Tokyo is famous for a lot of things, and beautiful nature is definitely not one of them. When we get different quality of life rankings from (mostly) American expat consultancy groups we tend to hear how many square meters of parks there are per inhabitant in all major cities around the world and usually Chinese and Japanese cities rank at the rock bottom of those. In fact, the only Japanese city that I can think of that even comes close to having a reasonable amount of park space would be Nara, but even Nara can’t compete to European or North American cities.
But park space per inhabitant is not all that counts my friends! One thing many of these rankings fail to consider is the travel distance from park to home, and if you consider that, there are major parks within 15 minutes on the bus or train from almost all Tokyo homes. I have one major park within walking distance (15 minutes on foot) and two other huge parks within 15 minutes on the train or subway. Not bad!

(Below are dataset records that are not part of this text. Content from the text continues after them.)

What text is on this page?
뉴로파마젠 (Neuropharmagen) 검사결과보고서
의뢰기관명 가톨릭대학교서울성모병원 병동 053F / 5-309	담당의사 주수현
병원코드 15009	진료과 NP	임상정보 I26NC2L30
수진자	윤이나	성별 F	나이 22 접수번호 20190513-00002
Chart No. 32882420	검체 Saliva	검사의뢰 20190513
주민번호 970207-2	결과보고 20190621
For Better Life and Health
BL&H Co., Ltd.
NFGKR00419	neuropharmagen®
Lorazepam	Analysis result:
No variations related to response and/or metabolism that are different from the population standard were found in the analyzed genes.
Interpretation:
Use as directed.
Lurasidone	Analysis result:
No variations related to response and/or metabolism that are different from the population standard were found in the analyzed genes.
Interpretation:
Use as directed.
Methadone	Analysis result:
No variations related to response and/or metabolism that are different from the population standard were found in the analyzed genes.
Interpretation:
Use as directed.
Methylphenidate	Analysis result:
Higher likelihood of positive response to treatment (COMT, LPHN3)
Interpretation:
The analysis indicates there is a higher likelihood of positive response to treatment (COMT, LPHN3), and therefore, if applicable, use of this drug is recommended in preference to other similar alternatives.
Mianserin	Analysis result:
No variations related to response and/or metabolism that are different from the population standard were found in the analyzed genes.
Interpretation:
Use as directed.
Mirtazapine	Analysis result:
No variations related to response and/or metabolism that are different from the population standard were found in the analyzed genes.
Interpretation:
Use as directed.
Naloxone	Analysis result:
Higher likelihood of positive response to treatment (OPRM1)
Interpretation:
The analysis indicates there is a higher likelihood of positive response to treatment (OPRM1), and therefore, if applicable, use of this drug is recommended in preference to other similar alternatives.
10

So, if you are in Tokyo and interested in experiencing a little bit of greenery, the place where you get most bang for your bucks is without doubt the Shinjuku Gyoen (新宿御苑). It is huge, and just walking through all of it will take qute some time. It is one of Tokyo’s imperial gardens but it was completely destroyed in May 1945 during the intense fire bombing of Tokyo at the end of the war. When it reopened in 1949 it was as a public park and it is now open most days of the year, during daytime hours only. One of the main attractions of the park is that it is actually not free to enter, you’ll have to pay 200 yen for the privilege. 200 yen is about half a Starbucks latte. In return, you get 58.3 acres of French, Japanese, English and Nature gardens divided in two Tokyo wards, Shibuya ward and Shinjuku ward. The Shinjuku Gyoen is easily one of the most well managed larger public parks in the world. As a photographer I often meet people interested in using the park as place for photo shoots, and although photography is allowed in the park, light stands and bouncers are not, unless you can find a way to do it undetected, which is not that hard if you are a little sneaky.
As I have stated many times on this blog, nature photography is absolutely not my thing and I think these pictures prove it. I shot these with my trusty old Nikkor 20mm f2.8 and put a POL-C filter on to get the sky properly. Interestingly, the large building in the last photo is the NTT Docomo Yoyogi Building which also happens to be the tallest clock tower in the world (right until the rather amazing Abraj Al Bait Towers in Mecca or completed). It is the third tallest building in Tokyo (at 240m) and despite the prime location it is closed to the public and used primarily as a technical installation for cell phone services in the greater Tokyo area. You can tell that it is modeled on the Empire State building in New York, following a grand tradition of building and places inspired by landmarks in the Big Apple.